A Laviano il tempo sembra essersi fermato. Il piccolo comune dell’Alta Valle del Sele vive ore di angoscia per la sorte di Enzo Cuomo, 63 anni, della moglie Trini Adrian, 53 anni, e della figlia Isabella, 22 anni, ancora dispersi dopo il violento terremoto che ha provocato il crollo dell’edificio Petunia, nel quartiere Los Palos Grandes di Caracas.
Nelle ultime ore sono circolate voci drammatiche, ma al momento non esiste alcuna conferma ufficiale. Le operazioni di soccorso proseguono senza sosta e la famiglia Cuomo risulta ancora dispersa. A tenere viva la speranza è anche l’appello di Carlos Francisco Cuomo, figlio della coppia e fratello di Isabella, partito dall’Italia per raggiungere il Venezuela. Ai soccorritori ha chiesto una sola cosa: continuare a scavare e non interrompere le ricerche.
La vicenda riporta alla memoria una tragica coincidenza che scuote profondamente la comunità di Laviano. I nonni materni di Enzo Cuomo, Filomena Piserchia e Gerardo Nicola Cicoria, persero infatti la vita sotto le macerie della loro abitazione durante il terremoto dell’Irpinia del 23 novembre 1980, il sisma che rase al suolo il paese e provocò 303 vittime.
Quarantacinque anni dopo, la stessa famiglia si ritrova ancora una volta con il fiato sospeso per un terremoto, questa volta dall’altra parte del mondo. Un destino che sembra accanirsi contro una comunità già profondamente segnata dalla storia.

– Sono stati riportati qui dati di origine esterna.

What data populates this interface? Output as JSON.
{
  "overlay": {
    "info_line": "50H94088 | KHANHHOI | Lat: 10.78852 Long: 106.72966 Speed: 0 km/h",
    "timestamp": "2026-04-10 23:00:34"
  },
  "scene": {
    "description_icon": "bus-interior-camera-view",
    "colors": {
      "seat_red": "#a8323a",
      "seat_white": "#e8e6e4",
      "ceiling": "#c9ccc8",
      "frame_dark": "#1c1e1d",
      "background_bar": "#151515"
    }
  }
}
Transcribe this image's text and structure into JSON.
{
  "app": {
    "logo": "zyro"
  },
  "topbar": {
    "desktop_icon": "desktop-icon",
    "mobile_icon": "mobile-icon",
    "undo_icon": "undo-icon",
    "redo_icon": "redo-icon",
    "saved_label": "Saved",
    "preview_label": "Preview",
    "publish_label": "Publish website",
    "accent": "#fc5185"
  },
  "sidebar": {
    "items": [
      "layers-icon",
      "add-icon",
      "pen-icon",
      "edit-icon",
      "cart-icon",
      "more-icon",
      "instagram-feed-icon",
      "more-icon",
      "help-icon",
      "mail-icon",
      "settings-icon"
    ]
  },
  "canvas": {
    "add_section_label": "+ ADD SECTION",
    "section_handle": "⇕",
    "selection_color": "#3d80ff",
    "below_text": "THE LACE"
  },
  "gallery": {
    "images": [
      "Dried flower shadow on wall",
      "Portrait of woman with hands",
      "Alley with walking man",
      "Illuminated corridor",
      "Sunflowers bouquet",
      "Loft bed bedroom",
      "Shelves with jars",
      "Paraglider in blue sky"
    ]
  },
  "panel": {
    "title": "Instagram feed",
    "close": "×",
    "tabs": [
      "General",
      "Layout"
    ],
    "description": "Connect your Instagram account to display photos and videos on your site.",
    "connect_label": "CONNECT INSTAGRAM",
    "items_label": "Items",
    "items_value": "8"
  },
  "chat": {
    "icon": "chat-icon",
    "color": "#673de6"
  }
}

«Sono ore di grande apprensione per tutta Laviano», ha dichiarato il sindaco Piero Robertiello. «Il paese segue con ansia l’evolversi delle ricerche e continua a sperare che possano arrivare presto notizie positive». Finché dalle macerie non arriverà una risposta, a Laviano nessuno smetterà di sperare.